Zum ersten Mal mit einer Frau geschlafen habe ich vor zwei Jahren, mit 32. Es war wunderschön – und ganz anders, als der Sex, den ich in den Jahren zuvor mit Männern gehabt hatte. Dieser endete oft mit dem Orgasmus des Mannes. Wenn ich davor gekommen war – schön. Wenn nicht, dann eben nicht. Die Befriedigung der Männer stand meistens im Fokus. Sex bedeutete Penetration. Seit ich mit Frauen schlafe, hat sich meine Vorstellung von Sex komplett geändert. All das, was Männer als Vorspiel abgetan haben, was auch ich beim Sex mit Männern als Vorspiel abgetan habe: Das ist jetzt der Sex. Und das ist Sex, der mich unglaublich befriedigt.

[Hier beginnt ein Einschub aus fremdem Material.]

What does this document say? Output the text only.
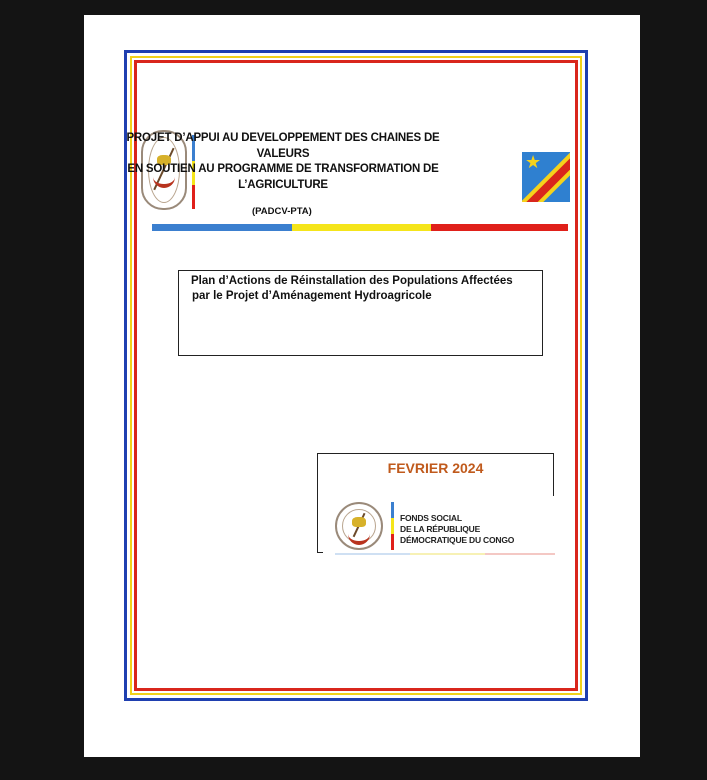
PROJET D’APPUI AU DEVELOPPEMENT DES CHAINES DE VALEURS
EN SOUTIEN AU PROGRAMME DE TRANSFORMATION DE
L’AGRICULTURE
(PADCV-PTA)
★
Plan d’Actions de Réinstallation des Populations Affectées
par le Projet d’Aménagement Hydroagricole
FEVRIER 2024
FONDS SOCIAL
DE LA RÉPUBLIQUE
DÉMOCRATIQUE DU CONGO
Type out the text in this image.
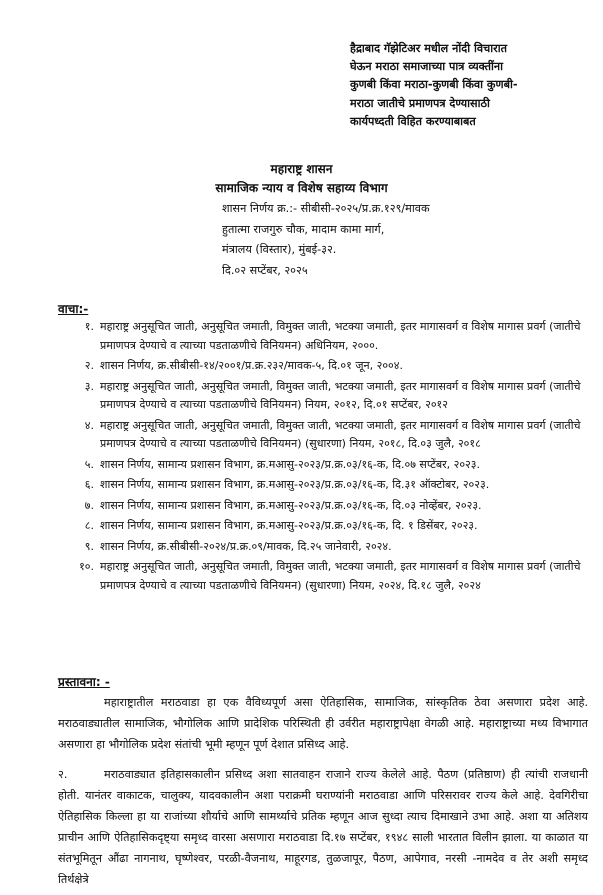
हैद्राबाद गॅझेटिअर मधील नोंदी विचारात
घेऊन मराठा समाजाच्या पात्र व्यक्तींना
कुणबी किंवा मराठा-कुणबी किंवा कुणबी-
मराठा जातीचे प्रमाणपत्र देण्यासाठी
कार्यपध्दती विहित करण्याबाबत
महाराष्ट्र शासन
सामाजिक न्याय व विशेष सहाय्य विभाग
शासन निर्णय क्र.:- सीबीसी-२०२५/प्र.क्र.१२९/मावक
हुतात्मा राजगुरु चौक, मादाम कामा मार्ग,
मंत्रालय (विस्तार), मुंबई-३२.
दि.०२ सप्टेंबर, २०२५
वाचा:-
१. महाराष्ट्र अनुसूचित जाती, अनुसूचित जमाती, विमुक्त जाती, भटक्या जमाती, इतर मागासवर्ग व विशेष मागास प्रवर्ग (जातीचे प्रमाणपत्र देण्याचे व त्याच्या पडताळणीचे विनियमन) अधिनियम, २०००.
२. शासन निर्णय, क्र.सीबीसी-१४/२००१/प्र.क्र.२३२/मावक-५, दि.०१ जून, २००४.
३. महाराष्ट्र अनुसूचित जाती, अनुसूचित जमाती, विमुक्त जाती, भटक्या जमाती, इतर मागासवर्ग व विशेष मागास प्रवर्ग (जातीचे प्रमाणपत्र देण्याचे व त्याच्या पडताळणीचे विनियमन) नियम, २०१२, दि.०१ सप्टेंबर, २०१२
४. महाराष्ट्र अनुसूचित जाती, अनुसूचित जमाती, विमुक्त जाती, भटक्या जमाती, इतर मागासवर्ग व विशेष मागास प्रवर्ग (जातीचे प्रमाणपत्र देण्याचे व त्याच्या पडताळणीचे विनियमन) (सुधारणा) नियम, २०१८, दि.०३ जुलै, २०१८
५. शासन निर्णय, सामान्य प्रशासन विभाग, क्र.मआसु-२०२३/प्र.क्र.०३/१६-क, दि.०७ सप्टेंबर, २०२३.
६. शासन निर्णय, सामान्य प्रशासन विभाग, क्र.मआसु-२०२३/प्र.क्र.०३/१६-क, दि.३१ ऑक्टोबर, २०२३.
७. शासन निर्णय, सामान्य प्रशासन विभाग, क्र.मआसु-२०२३/प्र.क्र.०३/१६-क, दि.०३ नोव्हेंबर, २०२३.
८. शासन निर्णय, सामान्य प्रशासन विभाग, क्र.मआसु-२०२३/प्र.क्र.०३/१६-क, दि. १ डिसेंबर, २०२३.
९. शासन निर्णय, क्र.सीबीसी-२०२४/प्र.क्र.०९/मावक, दि.२५ जानेवारी, २०२४.
१०. महाराष्ट्र अनुसूचित जाती, अनुसूचित जमाती, विमुक्त जाती, भटक्या जमाती, इतर मागासवर्ग व विशेष मागास प्रवर्ग (जातीचे प्रमाणपत्र देण्याचे व त्याच्या पडताळणीचे विनियमन) (सुधारणा) नियम, २०२४, दि.१८ जुलै, २०२४
प्रस्तावना: -
महाराष्ट्रातील मराठवाडा हा एक वैविध्यपूर्ण असा ऐतिहासिक, सामाजिक, सांस्कृतिक ठेवा असणारा प्रदेश आहे. मराठवाड्यातील सामाजिक, भौगोलिक आणि प्रादेशिक परिस्थिती ही उर्वरीत महाराष्ट्रापेक्षा वेगळी आहे. महाराष्ट्राच्या मध्य विभागात असणारा हा भौगोलिक प्रदेश संतांची भूमी म्हणून पूर्ण देशात प्रसिध्द आहे.
२.	मराठवाड्यात इतिहासकालीन प्रसिध्द अशा सातवाहन राजाने राज्य केलेले आहे. पैठण (प्रतिष्ठाण) ही त्यांची राजधानी होती. यानंतर वाकाटक, चालुक्य, यादवकालीन अशा पराक्रमी घराण्यांनी मराठवाडा आणि परिसरावर राज्य केले आहे. देवगिरीचा ऐतिहासिक किल्ला हा या राजांच्या शौर्याचे आणि सामर्थ्याचे प्रतिक म्हणून आज सुध्दा त्याच दिमाखाने उभा आहे. अशा या अतिशय प्राचीन आणि ऐतिहासिकदृष्ट्या समृध्द वारसा असणारा मराठवाडा दि.१७ सप्टेंबर, १९४८ साली भारतात विलीन झाला. या काळात या संतभूमितून औंढा नागनाथ, घृष्णेश्वर, परळी-वैजनाथ, माहूरगड, तुळजापूर, पैठण, आपेगाव, नरसी -नामदेव व तेर अशी समृध्द तिर्थक्षेत्रे
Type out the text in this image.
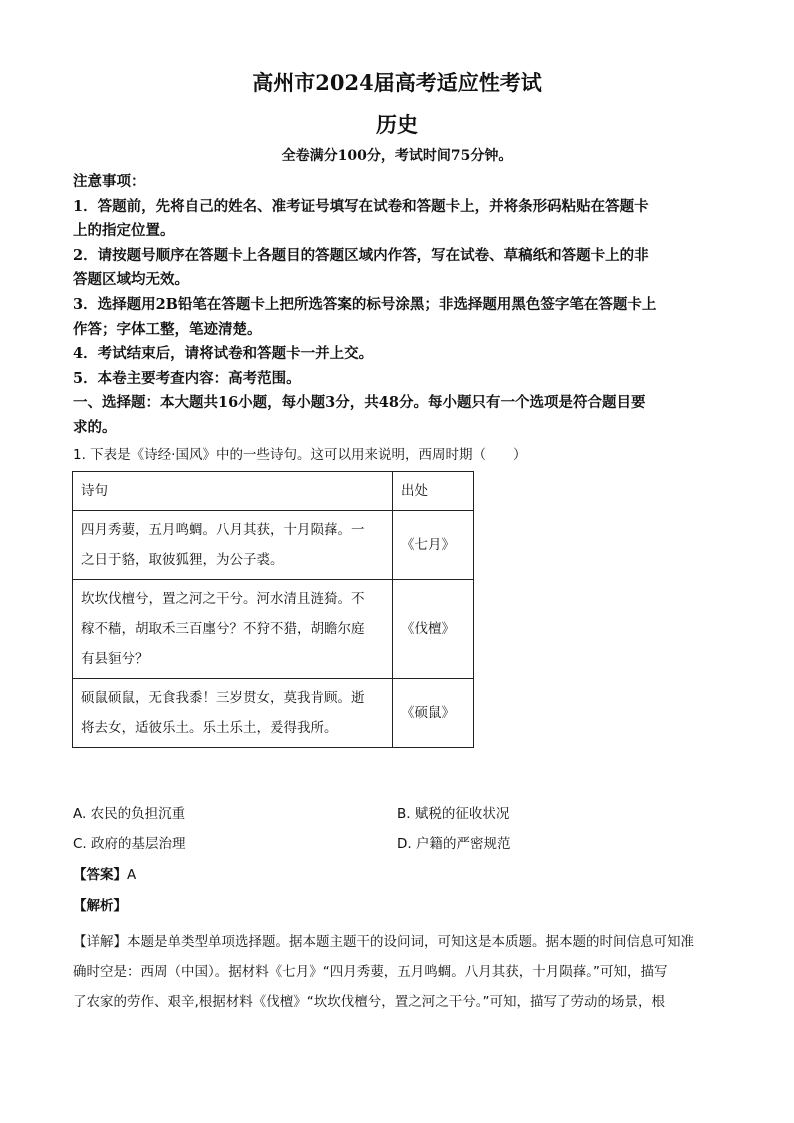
高州市2024届高考适应性考试
历史
全卷满分100分，考试时间75分钟。

注意事项：

1．答题前，先将自己的姓名、准考证号填写在试卷和答题卡上，并将条形码粘贴在答题卡

上的指定位置。

2．请按题号顺序在答题卡上各题目的答题区域内作答，写在试卷、草稿纸和答题卡上的非

答题区域均无效。

3．选择题用2B铅笔在答题卡上把所选答案的标号涂黑；非选择题用黑色签字笔在答题卡上

作答；字体工整，笔迹清楚。

4．考试结束后，请将试卷和答题卡一并上交。

5．本卷主要考查内容：高考范围。

一、选择题：本大题共16小题，每小题3分，共48分。每小题只有一个选项是符合题目要

求的。

1. 下表是《诗经·国风》中的一些诗句。这可以用来说明，西周时期（　　）
诗句	出处

四月秀葽，五月鸣蜩。八月其获，十月陨萚。一
之日于貉，取彼狐狸，为公子裘。	《七月》

坎坎伐檀兮，置之河之干兮。河水清且涟猗。不
稼不穑，胡取禾三百廛兮？不狩不猎，胡瞻尔庭
有县貆兮？	《伐檀》

硕鼠硕鼠，无食我黍！三岁贯女，莫我肯顾。逝
将去女，适彼乐土。乐土乐土，爰得我所。	《硕鼠》
A. 农民的负担沉重	B. 赋税的征收状况
C. 政府的基层治理	D. 户籍的严密规范
【答案】A
【解析】

【详解】本题是单类型单项选择题。据本题主题干的设问词，可知这是本质题。据本题的时间信息可知准

确时空是：西周（中国）。据材料《七月》“四月秀葽，五月鸣蜩。八月其获，十月陨萚。”可知，描写

了农家的劳作、艰辛,根据材料《伐檀》“坎坎伐檀兮，置之河之干兮。”可知，描写了劳动的场景，根
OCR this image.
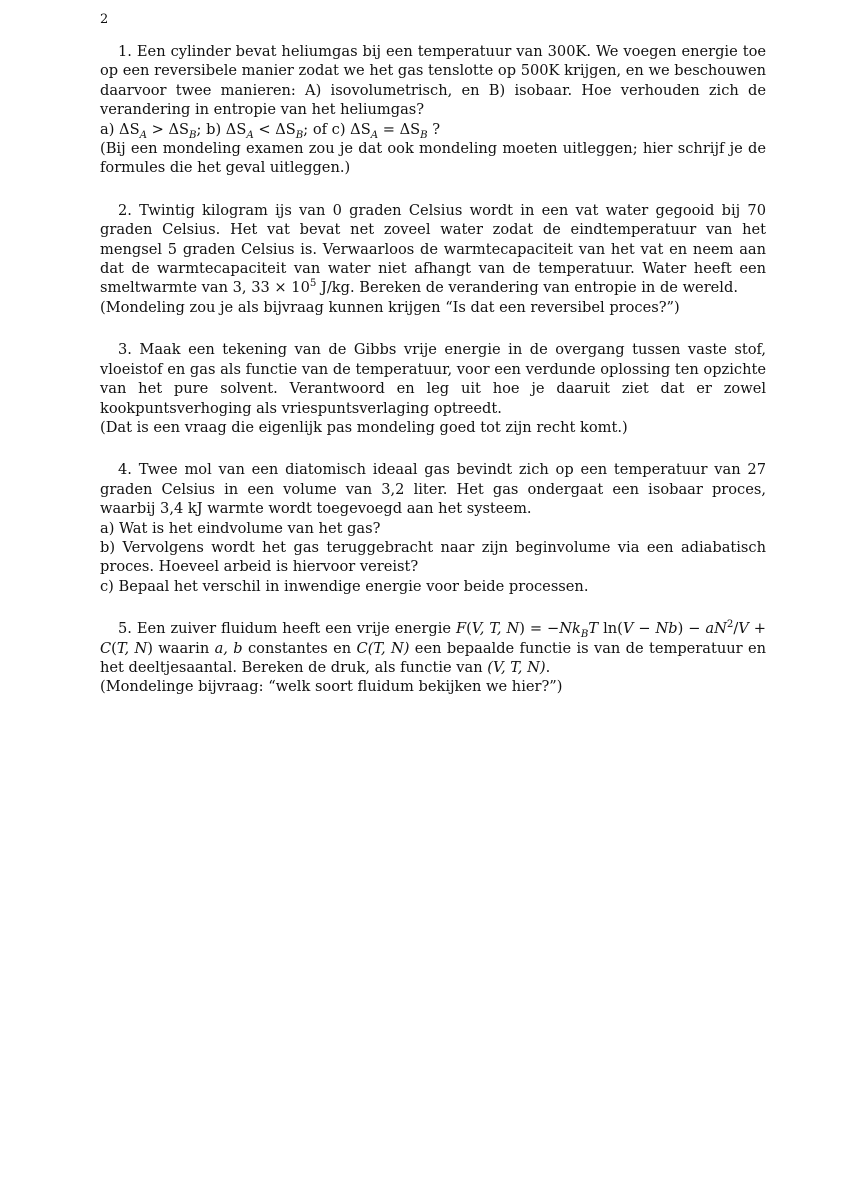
2

1. Een cylinder bevat heliumgas bij een temperatuur van 300K. We voegen energie toe op een reversibele manier zodat we het gas tenslotte op 500K krijgen, en we beschouwen daarvoor twee manieren: A) isovolumetrisch, en B) isobaar. Hoe verhouden zich de verandering in entropie van het heliumgas?

a) $\Delta S_A > \Delta S_B$; b) $\Delta S_A < \Delta S_B$; of c) $\Delta S_A = \Delta S_B$ ?

(Bij een mondeling examen zou je dat ook mondeling moeten uitleggen; hier schrijf je de formules die het geval uitleggen.)

2. Twintig kilogram ijs van 0 graden Celsius wordt in een vat water gegooid bij 70 graden Celsius. Het vat bevat net zoveel water zodat de eindtemperatuur van het mengsel 5 graden Celsius is. Verwaarloos de warmtecapaciteit van het vat en neem aan dat de warmtecapaciteit van water niet afhangt van de temperatuur. Water heeft een smeltwarmte van 3, $33 \times 10^5$ J/kg. Bereken de verandering van entropie in de wereld.

(Mondeling zou je als bijvraag kunnen krijgen “Is dat een reversibel proces?”)

3. Maak een tekening van de Gibbs vrije energie in de overgang tussen vaste stof, vloeistof en gas als functie van de temperatuur, voor een verdunde oplossing ten opzichte van het pure solvent. Verantwoord en leg uit hoe je daaruit ziet dat er zowel kookpuntsverhoging als vriespuntsverlaging optreedt.

(Dat is een vraag die eigenlijk pas mondeling goed tot zijn recht komt.)

4. Twee mol van een diatomisch ideaal gas bevindt zich op een temperatuur van 27 graden Celsius in een volume van 3,2 liter. Het gas ondergaat een isobaar proces, waarbij 3,4 kJ warmte wordt toegevoegd aan het systeem.

a) Wat is het eindvolume van het gas?

b) Vervolgens wordt het gas teruggebracht naar zijn beginvolume via een adiabatisch proces. Hoeveel arbeid is hiervoor vereist?

c) Bepaal het verschil in inwendige energie voor beide processen.

5. Een zuiver fluidum heeft een vrije energie F(V, T, $N) = -Nk_BT$ $\ln(V - Nb) - aN^2/V + C(T$, N) waarin a, b constantes en C(T, N) een bepaalde functie is van de temperatuur en het deeltjesaantal. Bereken de druk, als functie van (V, T, N).

(Mondelinge bijvraag: “welk soort fluidum bekijken we hier?”)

Momentan date ich nur noch Frauen. Die meisten meiner Freund*innen und zwei meiner Verwandten wissen das inzwischen auch und akzeptieren mich so, wie ich bin. Trotzdem glaube ich immer noch, dass ich auch auf Männer stehe. Ich finde nämlich nichts heißer als die Vorstellung, dass zwei Männer miteinander schlafen. Vor einem Jahr hat mich die Frage sehr beschäftigt, ob ich jetzt lesbisch oder bisexuell bin. Heute sehe ich das viel entspannter und bezeichne mich einfach als queer. Denn eines weiß ich mit Sicherheit: Dass ich nicht heterosexuell bin. Dafür liebe ich Frauen einfach zu sehr.